Instead, scientists believe Titanoboa behaved like a supersized anaconda: lying in wait in rivers, ambushing prey and applying crushing pressure. With its size, Titanoboa could exert forces exceeding 400 pounds per square inch, which would be more than enough to collapse the ribcage of even a large reptile.

What This Snake Teaches Us About Snake Evolution

Before Titanoboa’s discovery, paleontologists believed that snakes only evolved to have extreme body sizes much later. However, this fossil forced a major reevaluation, as its anatomy suggested:

  • A lineage of booid snakes related to modern boas and anacondas
  • Aquatic adaptations similar to modern semiaquatic constrictors

Titanoboa also answered a lingering question: Why are there no giant snakes today? Once again, the answer lies in climate. Modern tropics simply aren’t warm enough to support the metabolic needs of such a large ectotherm. Titanoboa required a consistently hot environment with minimal seasonal variation; these conditions are no longer possible on Earth today.

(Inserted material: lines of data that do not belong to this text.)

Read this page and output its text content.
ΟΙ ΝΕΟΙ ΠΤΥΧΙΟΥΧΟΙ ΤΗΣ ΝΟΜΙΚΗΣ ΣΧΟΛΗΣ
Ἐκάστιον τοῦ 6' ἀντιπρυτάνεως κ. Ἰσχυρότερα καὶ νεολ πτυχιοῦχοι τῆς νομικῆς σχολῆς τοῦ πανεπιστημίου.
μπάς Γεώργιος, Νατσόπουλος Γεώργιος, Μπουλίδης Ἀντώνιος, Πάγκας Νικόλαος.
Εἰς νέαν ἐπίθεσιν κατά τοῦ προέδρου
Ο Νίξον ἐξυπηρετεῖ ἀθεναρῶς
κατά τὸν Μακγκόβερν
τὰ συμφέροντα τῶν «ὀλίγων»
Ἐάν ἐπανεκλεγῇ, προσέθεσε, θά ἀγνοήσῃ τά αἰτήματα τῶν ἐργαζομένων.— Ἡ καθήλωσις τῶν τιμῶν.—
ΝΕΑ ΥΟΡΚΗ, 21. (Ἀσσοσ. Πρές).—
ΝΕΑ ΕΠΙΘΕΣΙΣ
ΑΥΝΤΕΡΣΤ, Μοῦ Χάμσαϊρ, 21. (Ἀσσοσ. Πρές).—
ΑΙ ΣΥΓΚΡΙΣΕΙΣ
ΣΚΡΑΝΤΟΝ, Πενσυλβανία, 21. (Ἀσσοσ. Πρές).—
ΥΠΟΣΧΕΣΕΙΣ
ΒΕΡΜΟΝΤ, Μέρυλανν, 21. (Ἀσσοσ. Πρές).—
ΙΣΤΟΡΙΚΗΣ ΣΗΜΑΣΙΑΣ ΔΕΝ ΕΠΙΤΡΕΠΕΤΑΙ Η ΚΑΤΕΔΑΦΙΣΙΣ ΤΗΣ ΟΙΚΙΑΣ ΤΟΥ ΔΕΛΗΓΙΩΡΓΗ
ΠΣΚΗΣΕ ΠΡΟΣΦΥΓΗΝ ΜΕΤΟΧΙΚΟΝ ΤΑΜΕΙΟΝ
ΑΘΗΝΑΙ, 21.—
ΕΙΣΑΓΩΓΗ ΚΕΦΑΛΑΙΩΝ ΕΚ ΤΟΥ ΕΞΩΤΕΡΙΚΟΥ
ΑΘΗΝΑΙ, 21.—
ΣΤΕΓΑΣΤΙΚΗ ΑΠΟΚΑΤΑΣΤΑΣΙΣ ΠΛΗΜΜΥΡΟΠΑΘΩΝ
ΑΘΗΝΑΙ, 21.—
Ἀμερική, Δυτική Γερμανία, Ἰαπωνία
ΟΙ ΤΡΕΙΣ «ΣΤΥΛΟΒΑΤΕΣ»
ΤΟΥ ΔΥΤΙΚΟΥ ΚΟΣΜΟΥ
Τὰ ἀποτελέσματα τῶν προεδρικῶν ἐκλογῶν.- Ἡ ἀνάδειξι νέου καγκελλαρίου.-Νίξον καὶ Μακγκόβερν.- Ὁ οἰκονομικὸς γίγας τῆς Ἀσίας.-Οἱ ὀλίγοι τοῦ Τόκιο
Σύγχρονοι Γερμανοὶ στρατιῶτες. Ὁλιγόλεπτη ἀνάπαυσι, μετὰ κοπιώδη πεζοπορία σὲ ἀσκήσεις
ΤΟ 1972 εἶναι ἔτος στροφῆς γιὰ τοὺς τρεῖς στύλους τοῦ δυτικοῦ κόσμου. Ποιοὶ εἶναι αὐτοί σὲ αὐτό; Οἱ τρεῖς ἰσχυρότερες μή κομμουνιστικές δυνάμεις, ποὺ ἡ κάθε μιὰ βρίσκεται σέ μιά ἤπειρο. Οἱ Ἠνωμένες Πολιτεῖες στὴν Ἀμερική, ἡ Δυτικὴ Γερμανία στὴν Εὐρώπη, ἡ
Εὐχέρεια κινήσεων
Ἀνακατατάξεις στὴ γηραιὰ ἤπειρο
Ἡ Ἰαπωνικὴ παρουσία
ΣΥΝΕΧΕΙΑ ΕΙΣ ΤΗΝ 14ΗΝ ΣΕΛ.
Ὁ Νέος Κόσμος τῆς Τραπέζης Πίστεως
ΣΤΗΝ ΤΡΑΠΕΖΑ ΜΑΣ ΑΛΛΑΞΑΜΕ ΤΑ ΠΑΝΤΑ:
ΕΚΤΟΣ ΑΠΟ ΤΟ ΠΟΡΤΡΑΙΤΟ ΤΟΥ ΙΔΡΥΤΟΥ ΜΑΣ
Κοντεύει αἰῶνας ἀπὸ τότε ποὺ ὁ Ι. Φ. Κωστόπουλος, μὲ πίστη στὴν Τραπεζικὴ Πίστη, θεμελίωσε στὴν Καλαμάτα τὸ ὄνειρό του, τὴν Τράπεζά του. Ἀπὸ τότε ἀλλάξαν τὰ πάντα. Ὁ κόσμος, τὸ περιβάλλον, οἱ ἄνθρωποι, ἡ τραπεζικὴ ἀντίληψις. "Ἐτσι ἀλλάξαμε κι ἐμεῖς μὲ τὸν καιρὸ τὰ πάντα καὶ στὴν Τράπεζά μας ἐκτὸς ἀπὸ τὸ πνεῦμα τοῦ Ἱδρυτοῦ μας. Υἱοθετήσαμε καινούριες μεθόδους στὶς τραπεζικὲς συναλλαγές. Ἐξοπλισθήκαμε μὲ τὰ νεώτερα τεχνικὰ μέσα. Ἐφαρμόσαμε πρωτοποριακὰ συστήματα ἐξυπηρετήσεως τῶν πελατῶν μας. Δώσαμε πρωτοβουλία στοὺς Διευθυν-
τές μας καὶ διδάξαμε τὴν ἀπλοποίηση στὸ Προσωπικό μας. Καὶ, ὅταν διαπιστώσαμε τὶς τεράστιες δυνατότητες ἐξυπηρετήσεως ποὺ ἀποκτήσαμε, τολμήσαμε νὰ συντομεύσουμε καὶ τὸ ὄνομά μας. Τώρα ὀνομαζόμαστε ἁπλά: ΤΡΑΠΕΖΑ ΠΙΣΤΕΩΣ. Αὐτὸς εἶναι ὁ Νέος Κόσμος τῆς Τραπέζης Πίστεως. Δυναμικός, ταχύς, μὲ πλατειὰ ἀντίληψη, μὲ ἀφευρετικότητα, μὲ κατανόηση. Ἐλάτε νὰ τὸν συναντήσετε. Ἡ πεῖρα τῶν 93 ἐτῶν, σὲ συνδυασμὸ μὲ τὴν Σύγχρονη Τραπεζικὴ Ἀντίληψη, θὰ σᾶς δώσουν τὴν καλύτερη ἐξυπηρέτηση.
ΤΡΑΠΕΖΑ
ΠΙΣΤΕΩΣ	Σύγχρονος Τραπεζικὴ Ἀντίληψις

This also means that it wouldn’t be possible for giant snakes like Titanoboa to exist in any of our current ecosystems. Even the warmest of them fall far short of the Paleocene’s heat levels. We also know this due to the fact that, given how much global temperatures cooled over millions of years, we’ve seen giant ectotherms decline across the board: giant crocodilians, turtles and snakes have all become much smaller.

Still, Titanoboa carries an important warning. If global temperatures are to continue rising — or to start rising more dramatically than they already are — the ecological rules that once produced such megafauna could come into play once again. While we wouldn’t see Titanoboa return, larger ectotherms and ecosystem shifts could re-emerge.